Clinical practice guideline panels lack diversity, study shows
Australian, American, Canadian and British panels that developed clinical practice recommendations most often consisted of white men and excluded historically underrepresented women, researchers reported in The Lancet.
“It surprised me that these institutions, governments and journals all officially support fairness, equity and diversity but in practice seem fine with fairly homogenous guideline panels that predominantly include white men,” Nav Persaud, MD, MSc, the Canada research chair in health justice, a physician and scientist at St. Michael’s Hospital and an associate professor of family and community medicine at the University of Toronto, told Healio.
In a cross-sectional study, Persaud and colleagues analyzed the composition of panel members who were involved in determining all clinical practice guidelines published between June 2014 and June 2021 by national general medical journals in Australia, Canada, the U.K. and the U.S. In total, 237 clinical practice guidelines and 3,696 panel members were reviewed. The researchers determined the race and gender of the panel members using their name and pronouns (if available), their institutional profile and by conducting internet searches. Panel members were categorized by race as white or “racialized,” meaning women from historically underrepresented groups.
Among the panel members, 60% were men, 38% were women and 2% were unclear. Moreover, 20% of all panel members were described as racialized, 74% were white and 6% were unclear, according to Persaud and colleagues. Only 7% of the racialized panel members were women.
Panels most often consisted of 14 members. The median composition of the panels included nine men, five women, two racialized members and 11 white members. Most panels (39%) did not include any racialized women, whereas 35% included one, 13% included two and 11% included three to five racialized women. Almost all panels (97%) included at least one white man, 76% included four or more, 10% included three, 8% included two and 4% included only one.
Data on U.S. guidelines
Among the 237 guidelines reviewed, 83 were applicable to the U.S. specifically and accounted for 1,379 of the 3,696 panel members included in the study. Of the U.S. panel members, 35.1% were women, 63.7% were men and 1.2% were unclear, according to Persaud and colleagues. Also, 20.3% were racialized and 75.6% were white. Specifically, 7.6% of the panel members were racialized women and 12.5% were racialized men.

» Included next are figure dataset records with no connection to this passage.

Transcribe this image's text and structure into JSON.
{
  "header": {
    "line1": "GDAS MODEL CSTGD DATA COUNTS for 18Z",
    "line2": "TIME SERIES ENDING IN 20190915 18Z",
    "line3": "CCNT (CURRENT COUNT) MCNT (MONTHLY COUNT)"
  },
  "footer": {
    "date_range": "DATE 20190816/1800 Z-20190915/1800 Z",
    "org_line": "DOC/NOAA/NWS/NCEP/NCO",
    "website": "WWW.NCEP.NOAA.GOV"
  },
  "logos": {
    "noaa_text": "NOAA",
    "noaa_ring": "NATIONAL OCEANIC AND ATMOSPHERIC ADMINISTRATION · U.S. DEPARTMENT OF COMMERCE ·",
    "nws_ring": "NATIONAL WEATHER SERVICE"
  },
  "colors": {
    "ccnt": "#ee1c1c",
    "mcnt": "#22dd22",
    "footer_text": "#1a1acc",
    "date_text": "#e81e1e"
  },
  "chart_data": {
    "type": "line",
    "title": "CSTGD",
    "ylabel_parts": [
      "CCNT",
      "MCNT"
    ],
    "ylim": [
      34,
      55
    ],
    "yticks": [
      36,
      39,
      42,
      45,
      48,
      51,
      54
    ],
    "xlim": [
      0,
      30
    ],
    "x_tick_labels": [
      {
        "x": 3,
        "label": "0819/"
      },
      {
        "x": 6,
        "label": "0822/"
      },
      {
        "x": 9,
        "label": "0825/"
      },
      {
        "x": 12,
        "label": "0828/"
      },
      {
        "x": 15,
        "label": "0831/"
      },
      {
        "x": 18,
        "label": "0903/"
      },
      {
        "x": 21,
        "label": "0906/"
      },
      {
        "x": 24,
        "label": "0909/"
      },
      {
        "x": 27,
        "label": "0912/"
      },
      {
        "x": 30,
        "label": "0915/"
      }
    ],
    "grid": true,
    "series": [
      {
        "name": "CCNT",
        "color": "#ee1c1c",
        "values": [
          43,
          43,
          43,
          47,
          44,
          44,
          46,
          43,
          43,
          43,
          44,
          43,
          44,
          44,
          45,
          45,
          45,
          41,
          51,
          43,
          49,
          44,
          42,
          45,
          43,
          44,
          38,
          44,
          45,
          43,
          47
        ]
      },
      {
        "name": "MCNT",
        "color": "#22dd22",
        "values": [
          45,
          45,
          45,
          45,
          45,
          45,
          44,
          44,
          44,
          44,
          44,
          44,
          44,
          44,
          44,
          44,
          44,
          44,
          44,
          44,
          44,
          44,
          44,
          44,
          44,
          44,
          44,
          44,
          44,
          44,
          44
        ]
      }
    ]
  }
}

Included in the 83 guidelines applicable to the U.S. were the “Surviving Sepsis Campaign: Guidelines on the Management of Critically Ill Adults with Coronavirus Disease 2019 (COVID-19)” published in 2020 by Critical Care Medicine; “Antiretroviral Drugs for Treatment and Prevention of HIV Infection in Adults: 2018 Recommendations of the International Antiviral Society–USA Panel” published by JAMA in 2018; and “Colonoscopy surveillance after colorectal cancer resection: recommendations of the US Multi-Society Task Force on Colorectal Cancer” published by the American Journal of Gastroenterology in 2016.
Member selection process
Persaud and colleagues observed that 28% of guideline publications did not mention the panel member selection process or they included a noninformative declarative statement such as “a working group was formed.” A quarter of guidelines referred to another organization, like a medical society, without explaining how panel members were selected. Also, 55% of guideline publications did not mention gender or race in the recommendations or supporting text, according to the researchers. However, panel composition did not differ significantly between those that did and did not mention gender or race. Both had a median of five women and two racialized panel members.
Overall, white men were the most common and racialized women the least common members on guideline panels.
“The fact that racialized women and racialized people are being excluded likely means that these panels are not including those who are best qualified to provide the guidance,” Persaud said. “That could lead to bad guidance, and it could certainly lead to people not trusting this guidance.”
Panels predominantly made up of white men should not be expected to provide guidance that addresses health inequities, according to Persaud.
“Few panels actually provide guidance that is specific to individuals who have experienced disadvantage, and I think that might be different if the panels themselves were comprised more fairly,” he said.